Special Representative of the Secretary-General for the United Nations Mission for Ebola Emergency Response, Ould Cheikh Ahmed, spoke to reporters in the Liberian capital Monrovia Wednesday during his first trip to the Ebola stricken region.

Ahmed described his first impression of the situation as “mixed.” He said there is certainly still a lot to be done for Liberia to be declared free of Ebola.

In Liberia, Ahmed met with the country's president, Ellen Johnson Sirleaf.

Liberia along with Sierra Leone and Guinea are the countries hardest hit by Ebola.

Ahmed said the response to Ebola is and should be a "government driven battle" as it is "about their people, about the fate of their country."

The World Health Organization said Ebola has killed 8,235 people worldwide since the current outbreak began in West Africa.

The U.N. agency said Wednesday that over the last year, there have been 20,747 known cases of the deadly virus with the worst of the crisis occurring in Sierra Leone.

According to WHO, the situation in the West African country “may have leveled off,” but the former British colony remains “by far the worst affected country at present.”

The U.N. said that for the week that ended January 4, there were 248 new confirmed Ebola cases in Sierra Leone.
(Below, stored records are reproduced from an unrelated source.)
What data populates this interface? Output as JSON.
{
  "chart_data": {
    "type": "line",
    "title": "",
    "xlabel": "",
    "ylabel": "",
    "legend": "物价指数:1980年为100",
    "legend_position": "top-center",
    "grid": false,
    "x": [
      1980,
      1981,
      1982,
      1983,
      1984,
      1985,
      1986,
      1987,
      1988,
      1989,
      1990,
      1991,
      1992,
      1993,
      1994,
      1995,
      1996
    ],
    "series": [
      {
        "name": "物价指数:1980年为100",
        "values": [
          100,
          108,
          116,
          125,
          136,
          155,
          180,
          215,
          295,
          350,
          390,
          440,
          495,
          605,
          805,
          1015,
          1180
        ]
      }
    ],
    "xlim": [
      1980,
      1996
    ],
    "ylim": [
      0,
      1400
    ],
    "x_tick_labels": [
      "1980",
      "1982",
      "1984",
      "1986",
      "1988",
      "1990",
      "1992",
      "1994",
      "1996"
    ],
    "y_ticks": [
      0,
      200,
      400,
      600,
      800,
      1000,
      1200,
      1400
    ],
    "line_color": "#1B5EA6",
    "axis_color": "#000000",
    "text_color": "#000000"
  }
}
Officials say the west of the country remains the area of most intense transmission.

"There are signs that case incidence may have leveled off in Sierra Leone, although with 248 new confirmed cases reported in the week to 4 January 2015, it remains by far the worst-affected country at present," the WHO said.

Cases are still underreported and unevenly spread in West Africa. The virus is spreading most rapidly in western Sierra Leone, where the capital, Freetown, reported 93 of the new confirmed cases, the WHO said.

"An increasing emphasis will be put on the rapid deployment of smaller treatment facilities to ensure that capacity is matched with demand in each area," the WHO said.

Health workers have been particulary affected. Overall, 838 health workers have been infected, and 495 have died, the WHO said.

On Thursday, the WHO will host a meeting of representatives from major drugmakers, health authorities in affected countries and national regulatory agencies to assess clinical trials of experimental vaccines against Ebola. GlaxoSmithKline, Merck and NewLink Genetics, and Johnson & Johnson are currently testing experimental vaccines.

Reported case incidence is on the decline in Liberia, while in Guinea, transmission rates are fluctuating.

The other nations where at least one Ebola case has been diagnosed include Britain, Mali, Nigeria, Senegal, Spain and the United States.

Some material for this report came from Reuters.